According to AFP, Edir Macedo, founder of the Universal Church of the Kingdom of God, has so far scored two prime-time soap opera hits in Brazil, with "The Ten Commandments" in 2015 and the currently-airing "The Promised Land." Now, "The Rich Man and Lazarus" is in production.
Macedo owns the nation's second-largest television network, TV Record, with prime-time television in Brazil becoming increasingly dominated by telenovelas.
The evangelical boom in the predominantly Roman Catholic nation has also been a factor in the creation of the biblical shows, which feature extravagant sets, costumes, and cost $230,000 per episode.
"In the 27 years I've been in this business, I've never seen a set like this. It's a very bold project, and it will be a wonderful story," said the director of "Lazarus," Edgard Miranda.
"The Bible is a fantastic script," Miranda added.
Though the shows are proving popular, Macedo is not without controversy. In 2011, he was charged with fraud and money laundering, accused of buying jewelery, real estate and cars with billions of dollars in donations from his followers.

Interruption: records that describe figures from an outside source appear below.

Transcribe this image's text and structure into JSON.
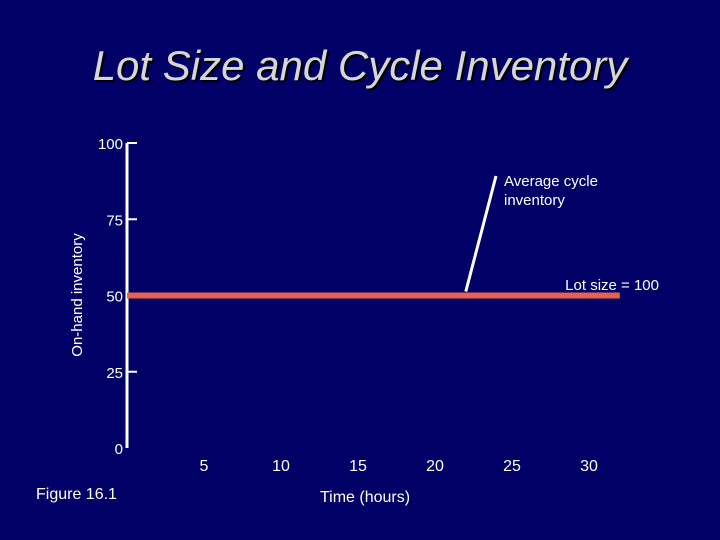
{
  "slide": {
    "title": "Lot Size and Cycle Inventory",
    "figure_label": "Figure 16.1",
    "background_color": "#000066",
    "title_color": "#d6d6d6"
  },
  "chart_data": {
    "type": "line",
    "title": "",
    "xlabel": "Time (hours)",
    "ylabel": "On-hand inventory",
    "x_ticks": [
      5,
      10,
      15,
      20,
      25,
      30
    ],
    "y_ticks": [
      0,
      25,
      50,
      75,
      100
    ],
    "xlim": [
      0,
      32
    ],
    "ylim": [
      0,
      100
    ],
    "grid": false,
    "series": [
      {
        "values": [
          {
            "x": 0,
            "y": 50
          },
          {
            "x": 32,
            "y": 50
          }
        ],
        "color": "#e8614f"
      }
    ],
    "annotations": [
      {
        "text": "Average cycle inventory",
        "points_to": {
          "x": 22,
          "y": 50
        }
      },
      {
        "text": "Lot size = 100"
      }
    ]
  }
}
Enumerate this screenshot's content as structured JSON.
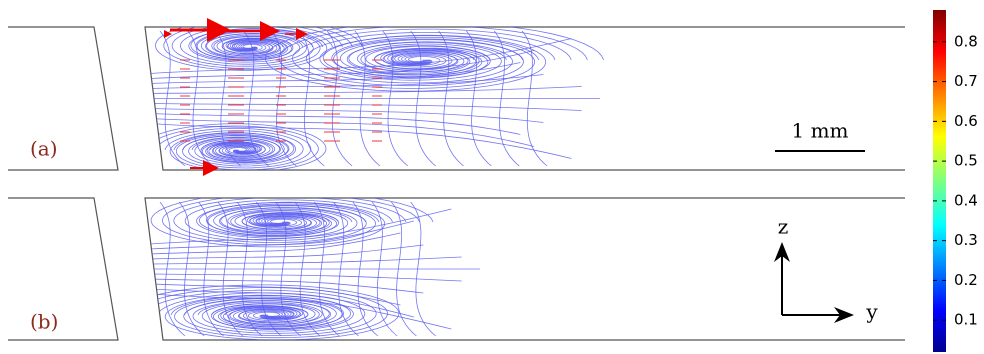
{
  "panels": [
    {
      "label": "(a)"
    },
    {
      "label": "(b)"
    }
  ],
  "scale_bar": "1 mm",
  "axes": {
    "vertical": "z",
    "horizontal": "y"
  },
  "colorbar": {
    "lim": [
      0.02,
      0.88
    ],
    "ticks": [
      0.1,
      0.2,
      0.3,
      0.4,
      0.5,
      0.6,
      0.7,
      0.8
    ]
  }
}
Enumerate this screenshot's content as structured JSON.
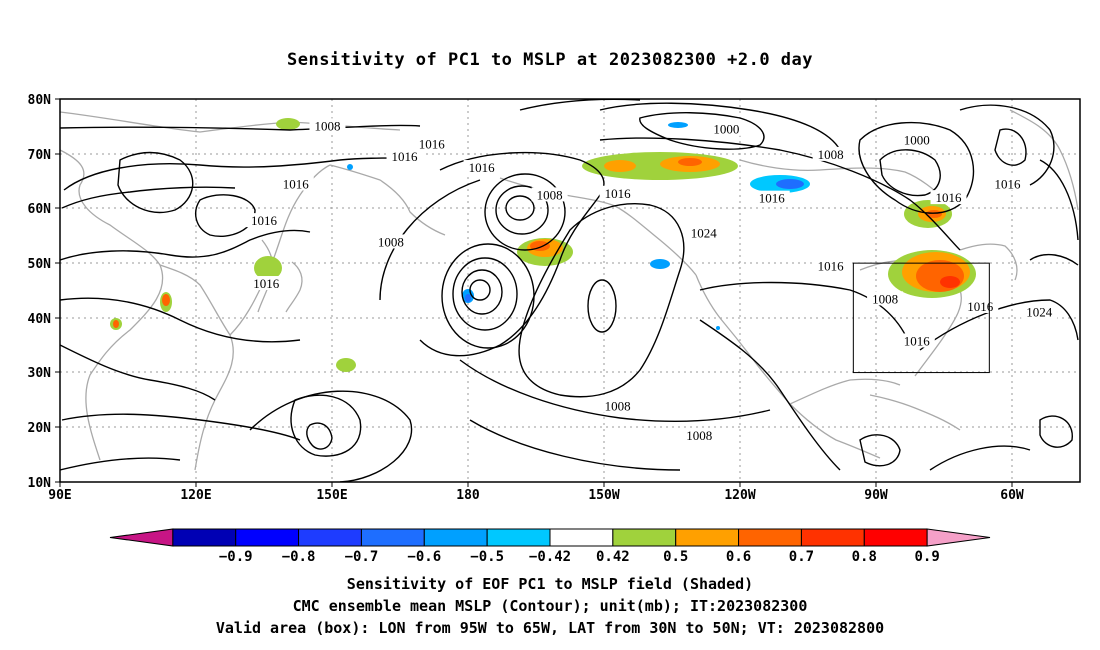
{
  "title": "Sensitivity of PC1 to MSLP at 2023082300 +2.0 day",
  "map": {
    "lat_labels": [
      "80N",
      "70N",
      "60N",
      "50N",
      "40N",
      "30N",
      "20N",
      "10N"
    ],
    "lon_labels": [
      "90E",
      "120E",
      "150E",
      "180",
      "150W",
      "120W",
      "90W",
      "60W"
    ],
    "lon_range_deg": [
      90,
      315
    ],
    "lat_range_deg": [
      10,
      80
    ],
    "grid": "dotted",
    "land_outline_color": "#a9a9a9",
    "contour_color": "#000000",
    "contour_labels": [
      {
        "text": "1016",
        "lon": 135,
        "lat": 57.5
      },
      {
        "text": "1016",
        "lon": 142,
        "lat": 64.2
      },
      {
        "text": "1016",
        "lon": 172,
        "lat": 71.5
      },
      {
        "text": "1016",
        "lon": 166,
        "lat": 69.2
      },
      {
        "text": "1016",
        "lon": 135.5,
        "lat": 46
      },
      {
        "text": "1016",
        "lon": 183,
        "lat": 67.2
      },
      {
        "text": "1008",
        "lon": 149,
        "lat": 74.8
      },
      {
        "text": "1008",
        "lon": 163,
        "lat": 53.6
      },
      {
        "text": "1008",
        "lon": 198,
        "lat": 62.2
      },
      {
        "text": "1016",
        "lon": 213,
        "lat": 62.5
      },
      {
        "text": "1024",
        "lon": 232,
        "lat": 55.2
      },
      {
        "text": "1000",
        "lon": 237,
        "lat": 74.2
      },
      {
        "text": "1008",
        "lon": 260,
        "lat": 69.6
      },
      {
        "text": "1000",
        "lon": 279,
        "lat": 72.2
      },
      {
        "text": "1008",
        "lon": 272,
        "lat": 43.2
      },
      {
        "text": "1016",
        "lon": 247,
        "lat": 61.6
      },
      {
        "text": "1016",
        "lon": 286,
        "lat": 61.7
      },
      {
        "text": "1016",
        "lon": 260,
        "lat": 49.2
      },
      {
        "text": "1016",
        "lon": 299,
        "lat": 64.2
      },
      {
        "text": "1016",
        "lon": 293,
        "lat": 41.8
      },
      {
        "text": "1024",
        "lon": 306,
        "lat": 40.8
      },
      {
        "text": "1016",
        "lon": 279,
        "lat": 35.5
      },
      {
        "text": "1008",
        "lon": 213,
        "lat": 23.6
      },
      {
        "text": "1008",
        "lon": 231,
        "lat": 18.2
      }
    ],
    "valid_box": {
      "lon_min": 265,
      "lon_max": 295,
      "lat_min": 30,
      "lat_max": 50
    }
  },
  "colorbar": {
    "tick_labels": [
      "-0.9",
      "-0.8",
      "-0.7",
      "-0.6",
      "-0.5",
      "-0.42",
      "0.42",
      "0.5",
      "0.6",
      "0.7",
      "0.8",
      "0.9"
    ],
    "colors": [
      "#c71585",
      "#0000b4",
      "#0000ff",
      "#1e3cff",
      "#1e6eff",
      "#00a0ff",
      "#00c8ff",
      "#ffffff",
      "#a0d23c",
      "#ffa000",
      "#ff6400",
      "#ff3200",
      "#ff0000",
      "#f5a0c8"
    ]
  },
  "captions": {
    "line1": "Sensitivity of EOF PC1 to MSLP field (Shaded)",
    "line2": "CMC ensemble mean MSLP (Contour); unit(mb); IT:2023082300",
    "line3": "Valid area (box): LON from 95W to 65W, LAT from 30N to 50N; VT: 2023082800"
  }
}
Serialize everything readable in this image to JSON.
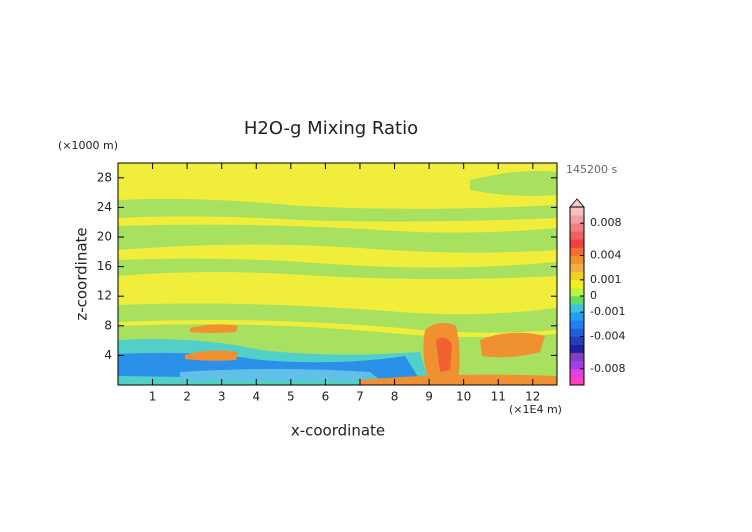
{
  "chart_data": {
    "type": "contour",
    "title": "H2O-g Mixing Ratio",
    "y_unit": "(×1000 m)",
    "x_unit": "(×1E4 m)",
    "time_label": "145200 s",
    "xlabel": "x-coordinate",
    "ylabel": "z-coordinate",
    "xlim": [
      0,
      12.7
    ],
    "ylim": [
      0,
      30
    ],
    "xticks": [
      1,
      2,
      3,
      4,
      5,
      6,
      7,
      8,
      9,
      10,
      11,
      12
    ],
    "yticks": [
      4,
      8,
      12,
      16,
      20,
      24,
      28
    ],
    "colorbar": {
      "levels": [
        -0.01,
        -0.009,
        -0.008,
        -0.007,
        -0.006,
        -0.005,
        -0.004,
        -0.003,
        -0.002,
        -0.001,
        -0.0005,
        0,
        0.0005,
        0.001,
        0.002,
        0.003,
        0.004,
        0.005,
        0.006,
        0.007,
        0.008,
        0.009,
        0.01
      ],
      "colors": [
        "#ff40c0",
        "#e040e0",
        "#a040e0",
        "#8040c0",
        "#2020a0",
        "#2040c0",
        "#2060e0",
        "#2080f0",
        "#20a0f0",
        "#40c0e0",
        "#60e060",
        "#c0f040",
        "#f0f020",
        "#f0d020",
        "#f0b040",
        "#f09030",
        "#f07030",
        "#f04040",
        "#f06060",
        "#f08080",
        "#f0a0a0",
        "#f8c0c0"
      ],
      "ticks": [
        0.008,
        0.004,
        0.001,
        0,
        -0.001,
        -0.004,
        -0.008
      ]
    }
  }
}
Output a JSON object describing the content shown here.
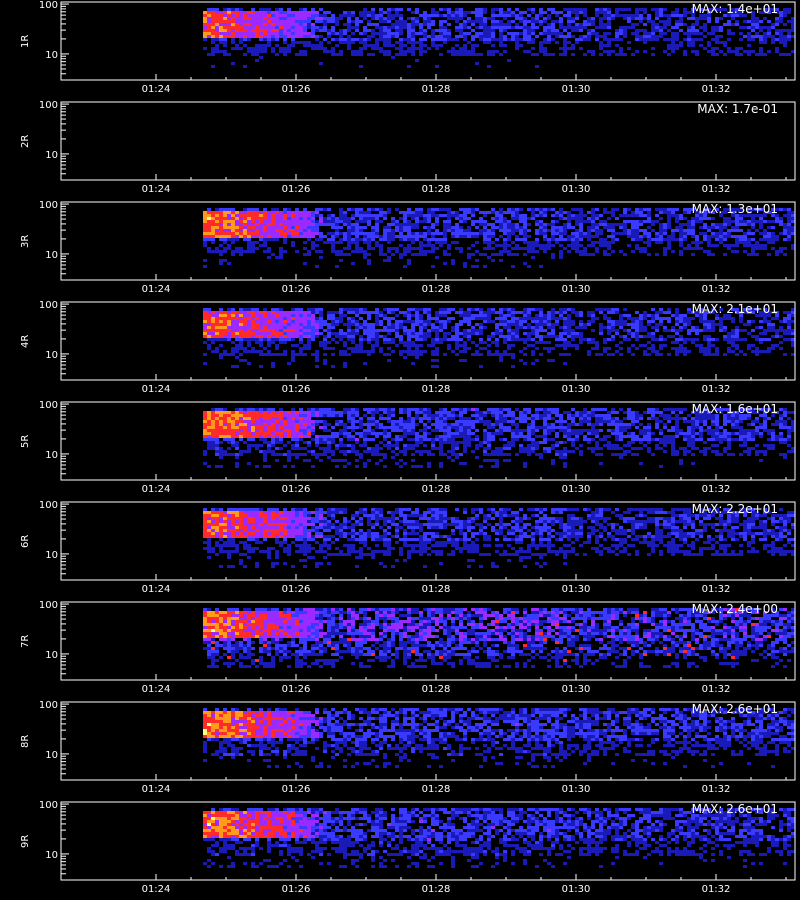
{
  "chart_data": {
    "type": "heatmap",
    "x_ticks": [
      "01:24",
      "01:26",
      "01:28",
      "01:30",
      "01:32"
    ],
    "y_ticks": [
      {
        "value": 100,
        "label": "100"
      },
      {
        "value": 10,
        "label": "10"
      }
    ],
    "yscale": "log",
    "ylim": [
      3,
      110
    ],
    "colormap": [
      "#000000",
      "#1a1ab8",
      "#3a3aff",
      "#9a2aff",
      "#ff2a2a",
      "#ff9a1a",
      "#ffff80"
    ],
    "panels": [
      {
        "ylabel": "1R",
        "max_label": "MAX: 1.4e+01",
        "burst_strength": 0.85,
        "background": 0.5
      },
      {
        "ylabel": "2R",
        "max_label": "MAX: 1.7e-01",
        "burst_strength": 0.0,
        "background": 0.0
      },
      {
        "ylabel": "3R",
        "max_label": "MAX: 1.3e+01",
        "burst_strength": 0.95,
        "background": 0.55
      },
      {
        "ylabel": "4R",
        "max_label": "MAX: 2.1e+01",
        "burst_strength": 0.9,
        "background": 0.55
      },
      {
        "ylabel": "5R",
        "max_label": "MAX: 1.6e+01",
        "burst_strength": 0.95,
        "background": 0.6
      },
      {
        "ylabel": "6R",
        "max_label": "MAX: 2.2e+01",
        "burst_strength": 0.9,
        "background": 0.55
      },
      {
        "ylabel": "7R",
        "max_label": "MAX: 2.4e+00",
        "burst_strength": 0.95,
        "background": 0.8
      },
      {
        "ylabel": "8R",
        "max_label": "MAX: 2.6e+01",
        "burst_strength": 0.95,
        "background": 0.6
      },
      {
        "ylabel": "9R",
        "max_label": "MAX: 2.6e+01",
        "burst_strength": 0.95,
        "background": 0.6
      }
    ]
  }
}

Church leaders were also accused of abusing believers' faith by proclaiming "false promises and threats that spiritual and economic blessings would only be bestowed upon those who made financial sacrifices to the church."
The preacher denies the accusations, though others, such as Brian C. Stiller, global ambassador of the World Evangelical Alliance, have also accused UCKG of spreading a prosperity gospel teaching targeting Brazil's poor evangelical citizens with promises of financial blessings.
"The basic doctrinal statement of the Universal Church seems orthodox enough, but it has built itself around leadership, attracting to themselves not just astounding numbers but enormous amounts of funds," Stiller wrote in an op-ed for The Christian Post in June 2016.
"Spinning its outrageous prosperity theology — in effect, 'give to this church and God will make you rich' — and combining that with artistic and dramatic flare, its crowds and multiple churches is like nothing I've seen."
As AFP pointed out, however, such accusations have not dented the rise of Macedo's ministry and UCKG's popularity in the South American country. In fact, UCKG has grown its presence to 96 countries and counting, the official website says, with over 5,000 of its churches in Brazil alone.
Not only that, but the telenovelas have been a rising success.
"Whether or not their function is to indoctrinate viewers, Record definitely managed to create a differentiated, high-quality product that above all attracts advertisers," T.V. critic Nilson Xavier said.